Cette journée du 18 février, ils s'en souviennent « comme si c'était hier », dit l'un d'eux. D'ailleurs, ils n'ont pas apprécié d'avoir « été livrés à nous-mêmes ». Leur courroux envers les élus n'a pas disparu. « Dimanche, nous n'avons vu aucun représentant de la Ville. Ce n'est pas normal. Quand il y a une catastrophe comme celle-là, les victimes aiment bien savoir qu'elles sont soutenues. Nous, les habitants de Méan, nous sommes les oubliés de Saint-Nazaire. »

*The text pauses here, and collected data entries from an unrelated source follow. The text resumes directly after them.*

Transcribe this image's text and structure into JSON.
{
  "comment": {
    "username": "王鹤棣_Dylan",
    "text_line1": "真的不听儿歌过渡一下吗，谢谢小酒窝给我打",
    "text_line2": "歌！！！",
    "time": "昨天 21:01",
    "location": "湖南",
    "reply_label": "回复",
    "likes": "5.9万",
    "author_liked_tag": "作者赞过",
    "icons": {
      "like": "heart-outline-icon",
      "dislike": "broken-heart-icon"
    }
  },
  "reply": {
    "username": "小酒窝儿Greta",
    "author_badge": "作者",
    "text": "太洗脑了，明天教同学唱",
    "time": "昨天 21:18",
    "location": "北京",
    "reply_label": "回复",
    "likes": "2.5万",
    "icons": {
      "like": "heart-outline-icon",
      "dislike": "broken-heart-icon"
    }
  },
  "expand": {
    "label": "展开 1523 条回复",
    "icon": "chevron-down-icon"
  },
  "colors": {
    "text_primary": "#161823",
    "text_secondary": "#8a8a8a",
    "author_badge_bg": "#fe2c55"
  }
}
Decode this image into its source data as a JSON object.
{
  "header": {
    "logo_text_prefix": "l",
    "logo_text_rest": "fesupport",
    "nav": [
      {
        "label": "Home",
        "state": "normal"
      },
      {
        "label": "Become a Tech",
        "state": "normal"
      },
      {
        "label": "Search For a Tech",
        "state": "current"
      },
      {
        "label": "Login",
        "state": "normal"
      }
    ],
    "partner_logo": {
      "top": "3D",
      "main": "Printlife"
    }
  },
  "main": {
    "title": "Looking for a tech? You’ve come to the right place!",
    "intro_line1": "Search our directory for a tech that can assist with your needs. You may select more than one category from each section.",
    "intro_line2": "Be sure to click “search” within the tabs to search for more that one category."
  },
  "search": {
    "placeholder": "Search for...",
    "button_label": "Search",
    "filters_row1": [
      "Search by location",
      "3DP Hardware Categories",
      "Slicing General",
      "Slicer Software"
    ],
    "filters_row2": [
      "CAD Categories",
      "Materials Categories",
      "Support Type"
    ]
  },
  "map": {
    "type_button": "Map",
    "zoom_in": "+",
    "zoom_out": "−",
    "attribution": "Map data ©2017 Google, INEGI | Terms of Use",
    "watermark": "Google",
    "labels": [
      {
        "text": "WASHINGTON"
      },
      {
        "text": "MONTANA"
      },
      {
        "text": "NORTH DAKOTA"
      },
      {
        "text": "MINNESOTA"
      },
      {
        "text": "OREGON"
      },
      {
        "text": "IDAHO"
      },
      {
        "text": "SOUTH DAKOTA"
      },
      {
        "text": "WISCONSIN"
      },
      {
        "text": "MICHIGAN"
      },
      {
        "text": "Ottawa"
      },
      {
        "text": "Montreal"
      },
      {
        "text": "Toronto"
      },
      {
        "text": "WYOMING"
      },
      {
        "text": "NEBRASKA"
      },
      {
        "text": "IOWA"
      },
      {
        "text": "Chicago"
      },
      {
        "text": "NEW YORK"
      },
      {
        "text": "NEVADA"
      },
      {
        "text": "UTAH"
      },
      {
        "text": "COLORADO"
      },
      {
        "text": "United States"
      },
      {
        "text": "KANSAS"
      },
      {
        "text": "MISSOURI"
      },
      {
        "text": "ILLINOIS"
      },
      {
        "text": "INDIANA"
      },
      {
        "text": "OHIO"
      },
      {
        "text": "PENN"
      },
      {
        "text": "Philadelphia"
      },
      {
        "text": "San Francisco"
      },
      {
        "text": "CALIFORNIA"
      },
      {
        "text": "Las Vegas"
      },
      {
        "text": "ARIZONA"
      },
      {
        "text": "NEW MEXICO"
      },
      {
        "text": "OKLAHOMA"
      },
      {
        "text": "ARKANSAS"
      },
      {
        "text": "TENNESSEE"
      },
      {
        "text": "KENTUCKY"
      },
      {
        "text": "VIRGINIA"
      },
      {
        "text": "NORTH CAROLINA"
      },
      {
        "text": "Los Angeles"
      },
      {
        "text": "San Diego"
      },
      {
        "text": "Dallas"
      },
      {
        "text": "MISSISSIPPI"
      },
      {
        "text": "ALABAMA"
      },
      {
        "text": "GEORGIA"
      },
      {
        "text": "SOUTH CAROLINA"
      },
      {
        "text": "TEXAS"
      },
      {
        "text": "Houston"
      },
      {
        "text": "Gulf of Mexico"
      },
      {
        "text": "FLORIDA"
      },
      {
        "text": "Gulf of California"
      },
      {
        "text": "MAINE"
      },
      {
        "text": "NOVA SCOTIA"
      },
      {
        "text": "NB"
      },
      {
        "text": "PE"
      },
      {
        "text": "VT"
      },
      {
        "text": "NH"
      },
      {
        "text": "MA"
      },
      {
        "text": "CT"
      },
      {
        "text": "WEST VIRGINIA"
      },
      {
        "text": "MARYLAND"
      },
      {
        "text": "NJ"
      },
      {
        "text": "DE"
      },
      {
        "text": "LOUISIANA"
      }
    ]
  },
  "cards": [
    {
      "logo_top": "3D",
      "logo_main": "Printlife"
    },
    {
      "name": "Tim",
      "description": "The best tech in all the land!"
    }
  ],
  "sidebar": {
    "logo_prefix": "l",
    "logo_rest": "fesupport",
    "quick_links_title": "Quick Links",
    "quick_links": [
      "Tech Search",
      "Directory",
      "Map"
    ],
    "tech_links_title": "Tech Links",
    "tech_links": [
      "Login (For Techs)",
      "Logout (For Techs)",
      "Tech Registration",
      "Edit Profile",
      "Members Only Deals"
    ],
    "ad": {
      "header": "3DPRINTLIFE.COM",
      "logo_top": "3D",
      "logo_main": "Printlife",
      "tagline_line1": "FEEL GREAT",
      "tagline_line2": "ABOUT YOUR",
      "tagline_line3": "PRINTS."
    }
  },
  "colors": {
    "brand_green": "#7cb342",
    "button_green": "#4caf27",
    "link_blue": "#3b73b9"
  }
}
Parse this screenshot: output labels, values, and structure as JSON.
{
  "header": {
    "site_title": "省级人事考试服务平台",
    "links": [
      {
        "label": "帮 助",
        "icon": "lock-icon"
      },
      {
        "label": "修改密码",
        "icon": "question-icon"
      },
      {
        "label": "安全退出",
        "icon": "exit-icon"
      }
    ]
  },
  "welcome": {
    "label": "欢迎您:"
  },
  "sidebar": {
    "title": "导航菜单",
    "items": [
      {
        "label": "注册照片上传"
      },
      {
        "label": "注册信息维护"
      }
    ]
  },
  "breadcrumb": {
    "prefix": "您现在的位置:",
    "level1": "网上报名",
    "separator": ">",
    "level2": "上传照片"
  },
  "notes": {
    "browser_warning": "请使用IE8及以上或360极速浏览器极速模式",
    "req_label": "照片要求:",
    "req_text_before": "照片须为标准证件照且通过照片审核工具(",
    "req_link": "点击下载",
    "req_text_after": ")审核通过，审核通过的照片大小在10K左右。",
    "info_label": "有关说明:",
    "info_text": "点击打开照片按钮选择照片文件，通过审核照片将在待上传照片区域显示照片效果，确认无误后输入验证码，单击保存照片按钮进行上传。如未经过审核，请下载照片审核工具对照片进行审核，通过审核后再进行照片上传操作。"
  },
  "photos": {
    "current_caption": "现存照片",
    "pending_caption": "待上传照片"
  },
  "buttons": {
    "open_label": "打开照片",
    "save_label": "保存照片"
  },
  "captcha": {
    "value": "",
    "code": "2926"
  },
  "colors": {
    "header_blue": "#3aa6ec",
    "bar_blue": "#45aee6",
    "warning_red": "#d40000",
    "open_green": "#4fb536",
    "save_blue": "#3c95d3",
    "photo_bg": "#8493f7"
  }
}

Les élus plaident coupable
Un à un, les élus font leur mea culpa. « Oui, il y a eu des défaillances dans notre organisation », lâche Gaëlle Benize, adjointe en charge du quartier Méan-Penhoët. « Nous n'avons pas pris conscience des dégâts », concède David Samzun, adjoint à l'urbanisme, de permanence ce week-end-là.Pas suffisant pour atténuer la colère des habitants. « Et si ça reproduit ? » Gaëlle Benize leur promet la rédaction « d'une procédure d'alerte ».Mardi dernier, la météo annonçait des fortes pluies conjuguées à un fort coefficient de marée. « Nous avons remis tous nos meubles en hauteur parce que nous ne nous sentons pas à l'abri. Et encore, nous sommes jeunes. Je pense aux personnes âgées. Elles sont sans défense. »
Travaux urgents
Les élus ont promis de discuter avec le syndicat mixte et le port autonome pour tenter de régler les problèmes d'envasement du port. » Surtout, ils vont lancer des travaux « dès que possible » pour « régler les soucis sur le réseau des eaux pluviales. » Une étude d'experts a confirmé les « faiblesses du réseau, surtout en cas de fortes pluies ». Un million d'euros, déjà prévus dans le PDD (plan de développement durable) vont être injectés « dès que possible et avant la fin du municipe », promet Jean-Jacques Lumeau. Ils serviront à construire une surverse au bout du réseau. Histoire de mieux gérer les fortes pluies et éviter les débordements.